When you are trying to fall asleep after a long day, few things are more frustrating than constantly having the urge to move your legs. This condition is known as restless leg syndrome. Restless leg syndrome is a neurological condition that causes a burning sensation in the legs when you participate in stationary activities, like trying to fall asleep.
Researchers aren't exactly sure what causes restless leg syndrome. Some cases seem to be hereditary, while others appear to be the result of environmental factors. For some patients, being overly tired can cause their symptoms to flare up.
Not only can restless leg syndrome make it take longer for you to fall asleep, but it can also interfere with the quality of your sleep. The next day, your tiredness from your prior night of poor sleep will exasperate your symptoms again, causing a seemingly endless cycle of restless leg symptoms and poor sleep.
To get to the root cause of your restless leg syndrome, your doctor may recommend that you undergo a sleep study. A sleep study is an overnight examination that monitors your sleep stages and vitals throughout the night. Read on to learn how a sleep study, with a doctor such as Mohsen M. Hamza, M.D., can help alleviate your restless leg syndrome.
1. A Sleep Study Can Diagnose Conditions That Exasperate Your Restless Leg Syndrome
There are a few sleep disorders that contribute to a poor night's sleep and the appearance of your restless leg symptoms. Fortunately, a sleep study is an easy way to diagnose these issues.
You may suffer from sleep apnea, a condition where your breathing stops multiple times for a few seconds over the course of a night. Patients with untreated sleep apnea usually feel tired due to their poor sleep quality. This tiredness may cause your leg pain to flare up.

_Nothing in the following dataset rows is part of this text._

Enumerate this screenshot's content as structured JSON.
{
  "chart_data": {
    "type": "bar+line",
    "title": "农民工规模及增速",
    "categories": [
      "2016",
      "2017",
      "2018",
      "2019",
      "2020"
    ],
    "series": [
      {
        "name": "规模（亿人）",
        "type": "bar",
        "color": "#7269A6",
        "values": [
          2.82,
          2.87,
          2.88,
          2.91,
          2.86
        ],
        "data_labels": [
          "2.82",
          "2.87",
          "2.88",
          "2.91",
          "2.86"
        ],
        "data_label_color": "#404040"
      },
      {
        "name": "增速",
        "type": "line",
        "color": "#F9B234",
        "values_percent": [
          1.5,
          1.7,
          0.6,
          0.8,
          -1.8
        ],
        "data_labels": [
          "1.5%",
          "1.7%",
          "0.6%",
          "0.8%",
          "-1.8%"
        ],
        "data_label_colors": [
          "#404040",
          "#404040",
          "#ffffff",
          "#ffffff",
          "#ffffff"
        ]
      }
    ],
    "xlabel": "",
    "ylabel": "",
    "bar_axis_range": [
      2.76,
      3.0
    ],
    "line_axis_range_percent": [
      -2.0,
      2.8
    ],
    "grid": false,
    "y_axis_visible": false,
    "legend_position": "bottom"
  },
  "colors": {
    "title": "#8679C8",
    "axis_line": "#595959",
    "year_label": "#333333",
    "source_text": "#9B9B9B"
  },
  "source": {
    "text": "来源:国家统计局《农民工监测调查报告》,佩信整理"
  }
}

You can treat sleep apnea by sleeping with a continuous positive airway pressure (CPAP) machine, undergoing surgery to remove excess tissue in the airway, and taking steps to reach a healthy weight.
Another disorder that can exasperate restless leg syndrome is periodic limb movement disorder. This illness is closely related to restless leg syndrome and causes your limbs to involuntarily flail when you are asleep. It also causes tiredness the next day. Treatments include implementing habits that promote a more restful night's sleep.
2. Your Sleep Study Will Identify Problematic Areas of Your Sleep Cycle
A sleep study arms your doctor with a plethora of information so that they can recommendations to help you achieve a higher sleep quality. If you take a while to fall asleep, your doctor may recommend that you avoid caffeine and alcohol. Or, if your study reveals that you don't spend enough time in a certain sleep cycle, your doctor can prescribe medication.